Inequality with absolute value
Task number: 2766
Solve the following inequality over the real domain: \[ \frac{|x+1|}{x-1}\ge x \]
Resolution
The expression is undefined for \(x=1\).
- \(x\le -1: \frac{-x-1}{x-1}\ge x \longrightarrow -x-1 \le x^2-x \longrightarrow x^2\ge -1 \longrightarrow x\in (-\infty,-1\rangle\)
- \(-1\le x< 1: \frac{x+1}{x-1}\ge x \longrightarrow x+1 \le x^2-x \longrightarrow x^2-2x-1\ge 0 \longrightarrow \)

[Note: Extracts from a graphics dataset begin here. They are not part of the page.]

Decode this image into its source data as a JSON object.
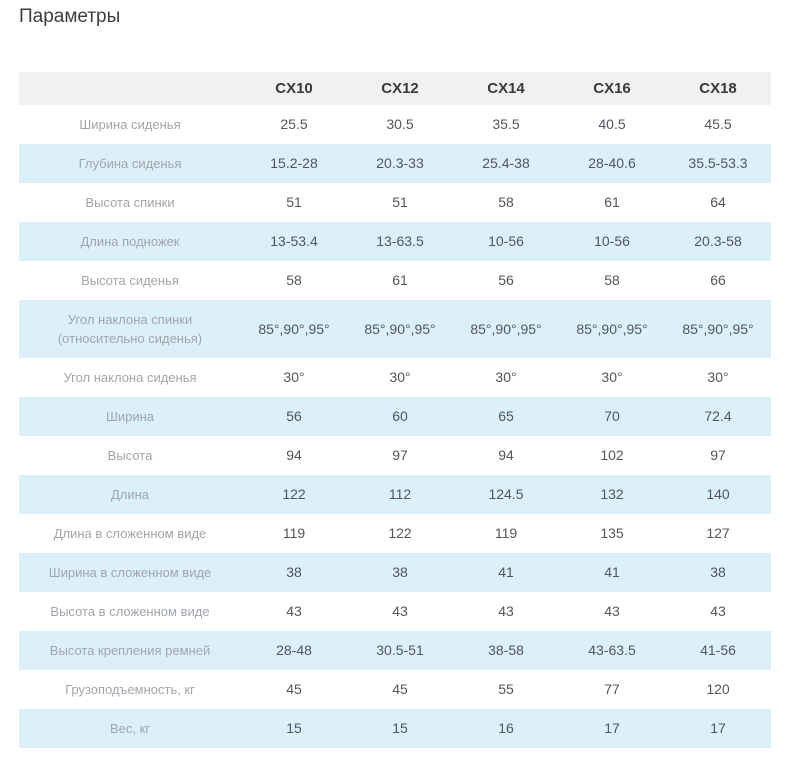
{
  "page": {
    "title": "Параметры"
  },
  "table": {
    "header": {
      "param_col": "",
      "columns": [
        "CX10",
        "CX12",
        "CX14",
        "CX16",
        "CX18"
      ]
    },
    "rows": [
      {
        "label": "Ширина сиденья",
        "values": [
          "25.5",
          "30.5",
          "35.5",
          "40.5",
          "45.5"
        ]
      },
      {
        "label": "Глубина сиденья",
        "values": [
          "15.2-28",
          "20.3-33",
          "25.4-38",
          "28-40.6",
          "35.5-53.3"
        ]
      },
      {
        "label": "Высота спинки",
        "values": [
          "51",
          "51",
          "58",
          "61",
          "64"
        ]
      },
      {
        "label": "Длина подножек",
        "values": [
          "13-53.4",
          "13-63.5",
          "10-56",
          "10-56",
          "20.3-58"
        ]
      },
      {
        "label": "Высота сиденья",
        "values": [
          "58",
          "61",
          "56",
          "58",
          "66"
        ]
      },
      {
        "label": "Угол наклона спинки (относительно сиденья)",
        "values": [
          "85°,90°,95°",
          "85°,90°,95°",
          "85°,90°,95°",
          "85°,90°,95°",
          "85°,90°,95°"
        ]
      },
      {
        "label": "Угол наклона сиденья",
        "values": [
          "30°",
          "30°",
          "30°",
          "30°",
          "30°"
        ]
      },
      {
        "label": "Ширина",
        "values": [
          "56",
          "60",
          "65",
          "70",
          "72.4"
        ]
      },
      {
        "label": "Высота",
        "values": [
          "94",
          "97",
          "94",
          "102",
          "97"
        ]
      },
      {
        "label": "Длина",
        "values": [
          "122",
          "112",
          "124.5",
          "132",
          "140"
        ]
      },
      {
        "label": "Длина в сложенном виде",
        "values": [
          "119",
          "122",
          "119",
          "135",
          "127"
        ]
      },
      {
        "label": "Ширина в сложенном виде",
        "values": [
          "38",
          "38",
          "41",
          "41",
          "38"
        ]
      },
      {
        "label": "Высота в сложенном виде",
        "values": [
          "43",
          "43",
          "43",
          "43",
          "43"
        ]
      },
      {
        "label": "Высота крепления ремней",
        "values": [
          "28-48",
          "30.5-51",
          "38-58",
          "43-63.5",
          "41-56"
        ]
      },
      {
        "label": "Грузоподъемность, кг",
        "values": [
          "45",
          "45",
          "55",
          "77",
          "120"
        ]
      },
      {
        "label": "Вес, кг",
        "values": [
          "15",
          "15",
          "16",
          "17",
          "17"
        ]
      }
    ],
    "colors": {
      "header_bg": "#f1f1f1",
      "row_alt_bg": "#dcf0fa",
      "row_bg": "#ffffff",
      "label_text": "#a0a5aa",
      "value_text": "#51565b",
      "header_text": "#393939",
      "title_text": "#3e3e3e"
    }
  }
}
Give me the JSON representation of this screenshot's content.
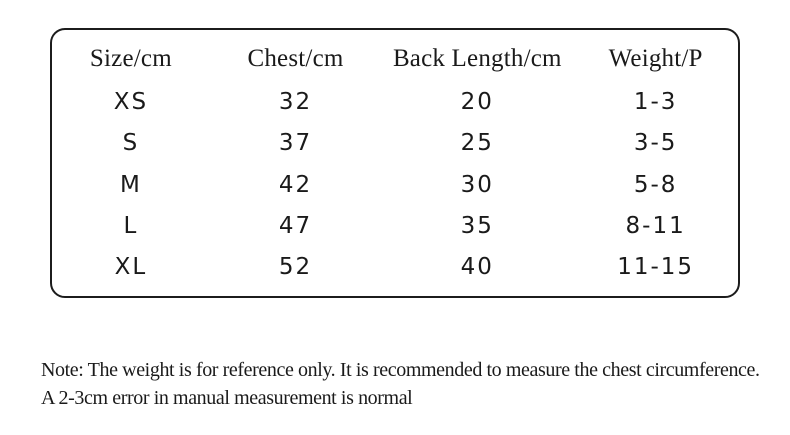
{
  "chart_data": {
    "type": "table",
    "columns": [
      "Size/cm",
      "Chest/cm",
      "Back Length/cm",
      "Weight/P"
    ],
    "rows": [
      [
        "XS",
        "32",
        "20",
        "1-3"
      ],
      [
        "S",
        "37",
        "25",
        "3-5"
      ],
      [
        "M",
        "42",
        "30",
        "5-8"
      ],
      [
        "L",
        "47",
        "35",
        "8-11"
      ],
      [
        "XL",
        "52",
        "40",
        "11-15"
      ]
    ]
  },
  "note": {
    "line1": "Note: The weight is for reference only. It is recommended to measure the chest circumference.",
    "line2": "A 2-3cm error in manual measurement is normal"
  },
  "colors": {
    "text": "#1a1a1a",
    "border": "#1c1c1c",
    "background": "#ffffff"
  }
}
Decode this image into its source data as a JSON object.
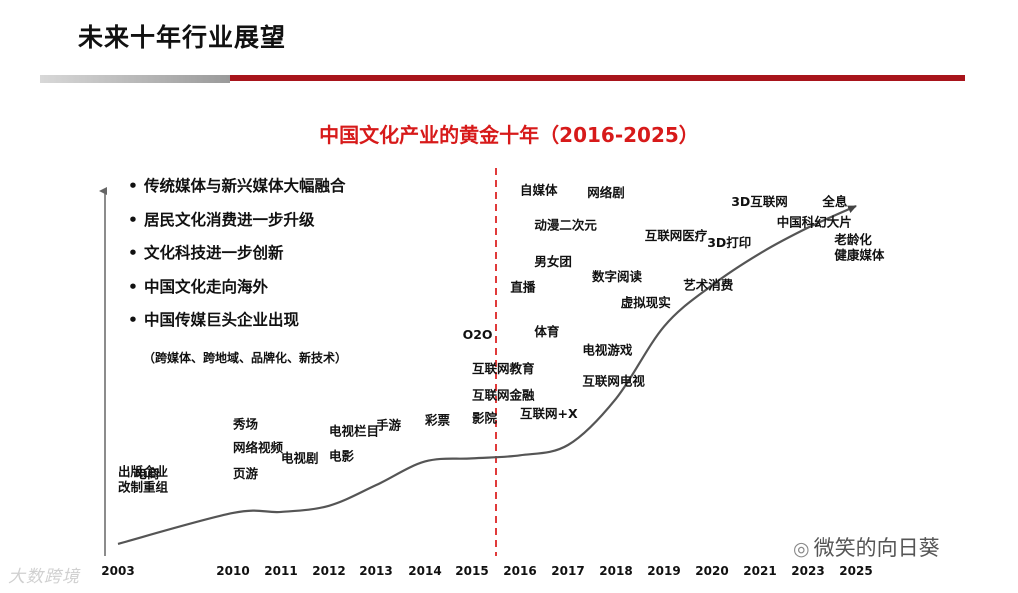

\( \longrightarrow x_{1{,}2}=\frac{2\pm\sqrt{4+4}}{2}=1\pm\sqrt{2} \longrightarrow x\in \left\langle -1, 1-\sqrt{2}\right\rangle\)
- \(x> 1: \frac{x+1}{x-1}\ge x \longrightarrow x+1 \ge x^2-x \longrightarrow x^2-2x-1\le 0 \longrightarrow x\in \left(1{,}1+\sqrt{2}\right\rangle\)
Result
The solution is \(x\in \left(-\infty,1-\sqrt{2}\right\rangle \cup \left(1{,}1+\sqrt{2}\right\rangle\).